As leaders drive change in IT, it’s important to make sure that every decision does two things: moves the company forward and leaves options open. It’s obvious that the future is multicloud, which means that every decision should make the network better and prepare the infrastructure for the continued move toward multicloud.
At every major decision point—initial design, solution purchase, day-2 changes—leaders should explicitly inspect to ensure that there is an identified path forward and it includes the possibilities for alternatives. If the team cannot articulate the path and how options remain available in architectures, vendors and operations to reduce the risk on new decisions, then hold the decision and send the team back to complete the exercise. While the extra time and effort might seem painful, it will be far more palatable than a rip-and-replace later on.
Cattle and pets
One of the seminal moments in the early cloud days was the distinction described with an analogy of cattle versus pets. In the old way of doing things, we treat our servers like pets—as an example, if the mail server goes down, it’s all hands on deck. The CEO can’t get her email, and it’s essentially the end of the world. In the new way, servers are numbered, like cattle in a herd. For example, www001 to www100. When one server goes down, it’s removed and quickly replaced.
While he was talking about servers, the same can be said of networking equipment. In a Google network, if a switch fails, they don’t troubleshoot it. They just replace it with another identical model that has the standard configuration on it.
The point here is that your teams should not fall in love with their devices. They should not be treated as individuals. They should be identical. And simple things like naming can help reinforce that dynamic. Ask your team how they are selecting the software and devices for their infrastructure. How are they adopting a building block approach that eases swap out during trouble events, or to scale architecture or enable trade-in for newer models with more advanced capabilities?

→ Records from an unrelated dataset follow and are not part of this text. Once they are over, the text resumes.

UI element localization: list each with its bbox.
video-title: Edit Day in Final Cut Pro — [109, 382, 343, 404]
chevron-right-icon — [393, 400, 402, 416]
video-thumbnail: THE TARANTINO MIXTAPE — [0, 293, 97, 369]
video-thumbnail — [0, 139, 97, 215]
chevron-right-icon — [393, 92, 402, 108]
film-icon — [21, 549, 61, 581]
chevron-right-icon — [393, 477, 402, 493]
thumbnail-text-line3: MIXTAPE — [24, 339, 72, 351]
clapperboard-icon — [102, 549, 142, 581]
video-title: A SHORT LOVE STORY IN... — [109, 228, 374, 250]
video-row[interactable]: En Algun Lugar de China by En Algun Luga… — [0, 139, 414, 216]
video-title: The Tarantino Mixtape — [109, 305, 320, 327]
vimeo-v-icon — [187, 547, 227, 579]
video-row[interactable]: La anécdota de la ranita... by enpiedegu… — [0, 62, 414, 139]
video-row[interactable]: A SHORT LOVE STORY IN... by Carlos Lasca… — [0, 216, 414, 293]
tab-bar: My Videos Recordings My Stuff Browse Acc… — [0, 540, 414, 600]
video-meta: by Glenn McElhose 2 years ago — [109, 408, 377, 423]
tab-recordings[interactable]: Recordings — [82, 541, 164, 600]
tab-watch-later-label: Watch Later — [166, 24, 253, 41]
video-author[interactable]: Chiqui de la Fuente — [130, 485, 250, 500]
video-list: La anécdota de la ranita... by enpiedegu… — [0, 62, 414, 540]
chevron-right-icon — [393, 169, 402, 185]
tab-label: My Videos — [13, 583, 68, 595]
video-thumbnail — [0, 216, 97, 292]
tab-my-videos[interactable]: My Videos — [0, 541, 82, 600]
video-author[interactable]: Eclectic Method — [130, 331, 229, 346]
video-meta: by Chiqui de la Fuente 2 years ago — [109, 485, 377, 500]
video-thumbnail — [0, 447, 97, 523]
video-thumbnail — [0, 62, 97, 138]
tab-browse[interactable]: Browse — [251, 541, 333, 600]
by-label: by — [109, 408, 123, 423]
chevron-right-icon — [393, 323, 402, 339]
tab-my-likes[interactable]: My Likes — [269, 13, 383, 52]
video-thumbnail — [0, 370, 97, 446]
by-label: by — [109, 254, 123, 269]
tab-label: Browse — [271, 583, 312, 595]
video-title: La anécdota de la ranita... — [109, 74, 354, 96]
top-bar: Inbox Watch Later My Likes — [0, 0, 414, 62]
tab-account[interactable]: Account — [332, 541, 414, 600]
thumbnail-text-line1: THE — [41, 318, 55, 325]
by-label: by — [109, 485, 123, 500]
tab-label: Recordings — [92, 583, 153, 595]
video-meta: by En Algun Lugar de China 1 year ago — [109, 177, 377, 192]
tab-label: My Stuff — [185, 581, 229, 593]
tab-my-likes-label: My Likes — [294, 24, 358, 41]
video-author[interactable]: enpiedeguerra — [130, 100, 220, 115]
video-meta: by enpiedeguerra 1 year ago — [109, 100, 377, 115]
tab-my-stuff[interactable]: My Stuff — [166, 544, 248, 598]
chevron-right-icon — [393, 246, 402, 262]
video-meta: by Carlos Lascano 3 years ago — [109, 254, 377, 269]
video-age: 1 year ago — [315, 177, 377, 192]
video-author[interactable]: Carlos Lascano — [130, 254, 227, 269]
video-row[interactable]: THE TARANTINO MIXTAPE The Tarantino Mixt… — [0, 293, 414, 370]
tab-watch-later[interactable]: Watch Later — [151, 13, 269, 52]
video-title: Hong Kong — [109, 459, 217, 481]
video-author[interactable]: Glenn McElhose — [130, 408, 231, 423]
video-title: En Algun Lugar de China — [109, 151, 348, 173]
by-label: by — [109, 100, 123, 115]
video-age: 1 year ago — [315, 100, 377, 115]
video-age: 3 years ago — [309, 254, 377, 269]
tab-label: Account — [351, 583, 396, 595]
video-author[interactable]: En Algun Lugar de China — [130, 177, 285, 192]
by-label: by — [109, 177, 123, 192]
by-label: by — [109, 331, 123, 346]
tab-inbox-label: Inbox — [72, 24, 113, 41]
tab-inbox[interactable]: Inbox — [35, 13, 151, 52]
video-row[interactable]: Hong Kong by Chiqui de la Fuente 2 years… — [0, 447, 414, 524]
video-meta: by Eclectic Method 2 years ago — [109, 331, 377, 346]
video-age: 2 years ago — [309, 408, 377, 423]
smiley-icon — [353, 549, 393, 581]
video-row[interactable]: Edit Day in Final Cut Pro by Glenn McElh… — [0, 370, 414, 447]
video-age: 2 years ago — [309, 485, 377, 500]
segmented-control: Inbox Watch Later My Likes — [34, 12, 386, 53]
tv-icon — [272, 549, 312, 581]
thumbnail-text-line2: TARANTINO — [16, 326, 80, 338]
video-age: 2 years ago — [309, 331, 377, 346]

When enterprise IT is left to evolve organically over a couple of decades, strange things start to happen. For enterprises of even moderate size, there are devices that have almost been in production longer than 90% of the current employees have been with the business. In IT, budget tends to be allocated to new things under the flawed premise that “if it isn’t broken, don’t fix it.”

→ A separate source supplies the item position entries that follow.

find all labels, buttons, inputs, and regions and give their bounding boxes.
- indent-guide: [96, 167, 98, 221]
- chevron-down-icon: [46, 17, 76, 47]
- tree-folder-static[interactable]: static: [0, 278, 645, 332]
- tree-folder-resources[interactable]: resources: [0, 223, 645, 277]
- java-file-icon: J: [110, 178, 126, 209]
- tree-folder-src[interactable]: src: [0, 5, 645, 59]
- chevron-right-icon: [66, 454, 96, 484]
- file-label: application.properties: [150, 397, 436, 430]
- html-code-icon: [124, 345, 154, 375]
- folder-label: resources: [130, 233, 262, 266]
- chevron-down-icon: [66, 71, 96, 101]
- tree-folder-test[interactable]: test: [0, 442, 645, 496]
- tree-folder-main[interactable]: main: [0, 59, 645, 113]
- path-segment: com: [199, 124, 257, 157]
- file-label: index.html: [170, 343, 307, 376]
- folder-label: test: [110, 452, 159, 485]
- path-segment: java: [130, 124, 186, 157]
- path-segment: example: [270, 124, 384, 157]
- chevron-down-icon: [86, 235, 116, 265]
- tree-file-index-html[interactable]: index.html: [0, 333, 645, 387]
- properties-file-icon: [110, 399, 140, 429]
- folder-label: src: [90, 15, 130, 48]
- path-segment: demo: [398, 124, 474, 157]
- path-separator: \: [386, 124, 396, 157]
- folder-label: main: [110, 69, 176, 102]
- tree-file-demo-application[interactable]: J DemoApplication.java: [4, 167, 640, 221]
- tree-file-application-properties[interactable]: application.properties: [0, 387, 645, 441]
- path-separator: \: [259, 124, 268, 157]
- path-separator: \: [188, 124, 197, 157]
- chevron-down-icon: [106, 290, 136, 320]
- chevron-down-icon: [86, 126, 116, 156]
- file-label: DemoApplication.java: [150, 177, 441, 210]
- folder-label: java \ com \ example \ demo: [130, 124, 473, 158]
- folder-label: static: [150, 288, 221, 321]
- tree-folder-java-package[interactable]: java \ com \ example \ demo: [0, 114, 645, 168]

But that mode of operation leads to infrastructure drift. Old devices live alongside newer devices. Capabilities don’t stay in sync. Unique infrastructure-like snowflakes form. And those snowflakes disrupt operations.

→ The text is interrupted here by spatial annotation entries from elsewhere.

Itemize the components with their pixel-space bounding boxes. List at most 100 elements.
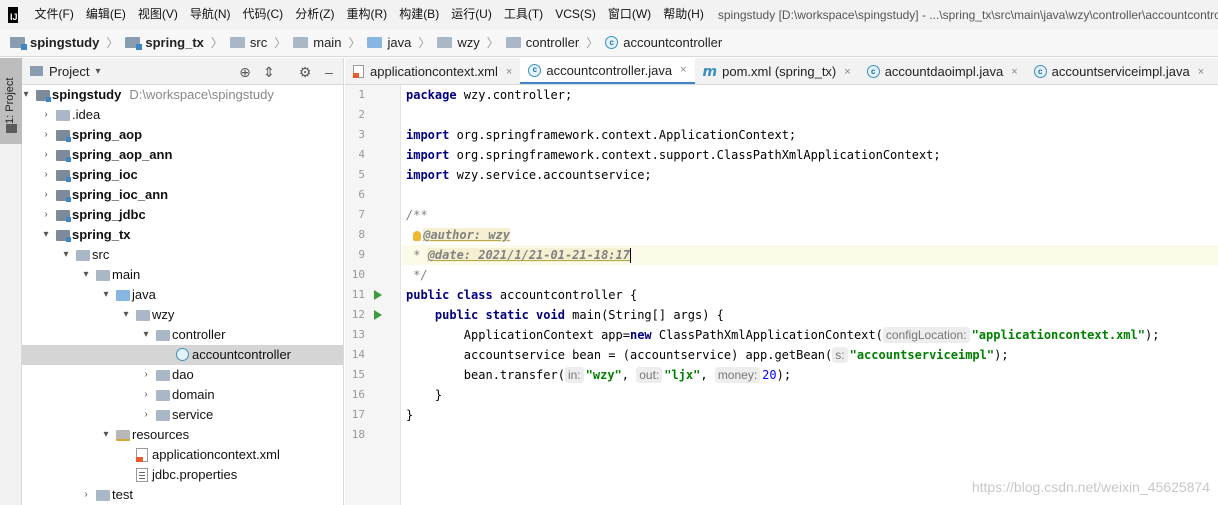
chevron-down-icon[interactable]: ▾: [95, 66, 100, 77]
tree-item-text: spring_aop: [72, 127, 143, 142]
chevron-down-icon[interactable]: ▾: [20, 85, 32, 105]
menu-item-10[interactable]: VCS(S): [549, 0, 602, 29]
menu-item-6[interactable]: 重构(R): [341, 0, 394, 29]
breadcrumb-item-4[interactable]: java: [367, 35, 411, 50]
chevron-right-icon[interactable]: ›: [40, 125, 52, 145]
tree-item-idea[interactable]: › .idea: [22, 105, 343, 125]
chevron-right-icon[interactable]: ›: [40, 185, 52, 205]
tree-item-controller[interactable]: ▾ controller: [22, 325, 343, 345]
close-icon[interactable]: ×: [844, 66, 850, 78]
chevron-down-icon[interactable]: ▾: [60, 245, 72, 265]
breadcrumb-item-2[interactable]: src: [229, 35, 267, 50]
close-icon[interactable]: ×: [1198, 66, 1204, 78]
tree-item-spingstudy[interactable]: ▾ spingstudy D:\workspace\spingstudy: [22, 85, 343, 105]
module-folder-icon: [56, 130, 71, 142]
breadcrumb-item-5[interactable]: wzy: [437, 35, 480, 50]
chevron-down-icon[interactable]: ▾: [40, 225, 52, 245]
tab-applicationcontext-xml[interactable]: applicationcontext.xml ×: [345, 58, 520, 84]
tab-accountserviceimpl-java[interactable]: c accountserviceimpl.java ×: [1026, 58, 1212, 84]
project-view-selector[interactable]: Project: [49, 64, 89, 79]
menu-item-4[interactable]: 代码(C): [237, 0, 290, 29]
tree-item-spring-tx[interactable]: ▾ spring_tx: [22, 225, 343, 245]
menu-item-9[interactable]: 工具(T): [498, 0, 549, 29]
breadcrumb-item-7[interactable]: c accountcontroller: [605, 35, 722, 50]
tree-item-service[interactable]: › service: [22, 405, 343, 425]
chevron-down-icon[interactable]: ▾: [100, 425, 112, 445]
tree-item-label: applicationcontext.xml: [152, 445, 280, 465]
chevron-right-icon[interactable]: ›: [140, 405, 152, 425]
tree-item-label: controller: [172, 325, 225, 345]
module-folder-icon: [56, 230, 71, 242]
watermark: https://blog.csdn.net/weixin_45625874: [971, 479, 1210, 495]
tab-pom-xml-spring-tx[interactable]: m pom.xml (spring_tx) ×: [695, 58, 859, 84]
tree-item-test[interactable]: › test: [22, 485, 343, 505]
tree-item-wzy[interactable]: ▾ wzy: [22, 305, 343, 325]
close-icon[interactable]: ×: [506, 66, 512, 78]
run-class-icon[interactable]: [374, 290, 382, 300]
breadcrumb-item-1[interactable]: spring_tx: [125, 35, 204, 50]
hide-panel-icon[interactable]: –: [320, 63, 338, 81]
menu-item-7[interactable]: 构建(B): [393, 0, 445, 29]
folder-icon: [505, 37, 521, 48]
code-editor[interactable]: 1 2 3 4 5 6 7 8 9 10 11 12 13 14 15 16 17 18 package wzy.…: [345, 85, 1218, 505]
module-folder-icon: [56, 190, 71, 202]
tree-item-src[interactable]: ▾ src: [22, 245, 343, 265]
tree-item-label: spring_ioc_ann: [72, 185, 168, 205]
tree-item-spring-ioc[interactable]: › spring_ioc: [22, 165, 343, 185]
menu-item-5[interactable]: 分析(Z): [289, 0, 340, 29]
package-icon: [156, 370, 170, 381]
tree-item-dao[interactable]: › dao: [22, 365, 343, 385]
gear-icon[interactable]: ⚙: [296, 63, 314, 81]
chevron-right-icon[interactable]: ›: [40, 205, 52, 225]
chevron-right-icon[interactable]: ›: [140, 365, 152, 385]
line-number: 18: [351, 428, 365, 441]
chevron-right-icon[interactable]: ›: [40, 165, 52, 185]
tab-label: accountserviceimpl.java: [1051, 64, 1190, 79]
locate-icon[interactable]: ⊕: [236, 63, 254, 81]
chevron-down-icon[interactable]: ▾: [140, 325, 152, 345]
breadcrumb-item-6[interactable]: controller: [505, 35, 579, 50]
project-tool-window-button[interactable]: 1: Project: [0, 58, 22, 144]
collapse-all-icon[interactable]: ⇕: [260, 63, 278, 81]
chevron-right-icon[interactable]: ›: [40, 145, 52, 165]
run-main-icon[interactable]: [374, 310, 382, 320]
tab-accountcontroller-java[interactable]: c accountcontroller.java ×: [520, 58, 695, 84]
chevron-right-icon[interactable]: ›: [140, 385, 152, 405]
tree-item-spring-jdbc[interactable]: › spring_jdbc: [22, 205, 343, 225]
tree-item-spring-aop[interactable]: › spring_aop: [22, 125, 343, 145]
breadcrumb-item-3[interactable]: main: [293, 35, 341, 50]
chevron-down-icon[interactable]: ▾: [120, 305, 132, 325]
tree-item-domain[interactable]: › domain: [22, 385, 343, 405]
line-number: 16: [351, 388, 365, 401]
intention-bulb-icon[interactable]: [413, 230, 422, 241]
chevron-right-icon[interactable]: ›: [40, 105, 52, 125]
tree-item-spring-ioc-ann[interactable]: › spring_ioc_ann: [22, 185, 343, 205]
tree-item-spring-aop-ann[interactable]: › spring_aop_ann: [22, 145, 343, 165]
folder-icon: [76, 250, 90, 261]
menu-item-0[interactable]: 文件(F): [29, 0, 80, 29]
tree-item-accountcontroller[interactable]: accountcontroller: [22, 345, 343, 365]
project-folder-icon: [30, 66, 43, 76]
tree-item-java[interactable]: ▾ java: [22, 285, 343, 305]
tree-item-applicationcontext-xml[interactable]: applicationcontext.xml: [22, 445, 343, 465]
close-icon[interactable]: ×: [680, 64, 686, 76]
tree-item-main[interactable]: ▾ main: [22, 265, 343, 285]
menu-item-1[interactable]: 编辑(E): [80, 0, 132, 29]
tree-item-jdbc-properties[interactable]: jdbc.properties: [22, 465, 343, 485]
menu-item-11[interactable]: 窗口(W): [602, 0, 657, 29]
code-area[interactable]: package wzy.controller; import org.sprin…: [406, 85, 1216, 505]
chevron-right-icon[interactable]: ›: [80, 485, 92, 505]
close-icon[interactable]: ×: [1011, 66, 1017, 78]
menu-item-8[interactable]: 运行(U): [445, 0, 498, 29]
chevron-down-icon[interactable]: ▾: [100, 285, 112, 305]
param-hint: configLocation:: [882, 327, 970, 343]
tree-item-resources[interactable]: ▾ resources: [22, 425, 343, 445]
tab-accountdaoimpl-java[interactable]: c accountdaoimpl.java ×: [859, 58, 1026, 84]
menu-item-12[interactable]: 帮助(H): [657, 0, 710, 29]
chevron-down-icon[interactable]: ▾: [80, 265, 92, 285]
menu-item-2[interactable]: 视图(V): [132, 0, 184, 29]
menu-item-3[interactable]: 导航(N): [184, 0, 237, 29]
breadcrumb-item-0[interactable]: spingstudy: [10, 35, 99, 50]
tab-label: accountdaoimpl.java: [884, 64, 1004, 79]
line-number: 10: [351, 268, 365, 281]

Management should be aggressive at replacing aging equipment. While the first wave of refresh is difficult from a CapEx planning perspective, the operational gains can be significant. It also allows teams to get more for their dollar, as newer generations of equipment almost certainly come with performance advantages.
When refresh becomes part of the normal capital allocation process, the need for Big Bang projects lessens, and maintaining continuity across multiple years becomes significantly easier, all while simplifying the underlying infrastructure.
Do not be fooled into thinking that complexity is only an artifact of technology decisions. For the vast majority of enterprises, complexity starts above the technology stack with the processes and teams. But by making simplicity an explicit effort that is managed and tracked alongside more traditional IT KPIs, meaningful change can be driven.
What KPIs are you using today? How is complexity measured? Is there a baseline? Is there is a target? Are there well-understood initiatives with budgets and deadlines? Is it part of the daily dialogue?
If the answer to any of these is no, it’s likely there is still opportunity to do more. And given the existential threat that unnecessary complexity represents, can you really afford not to?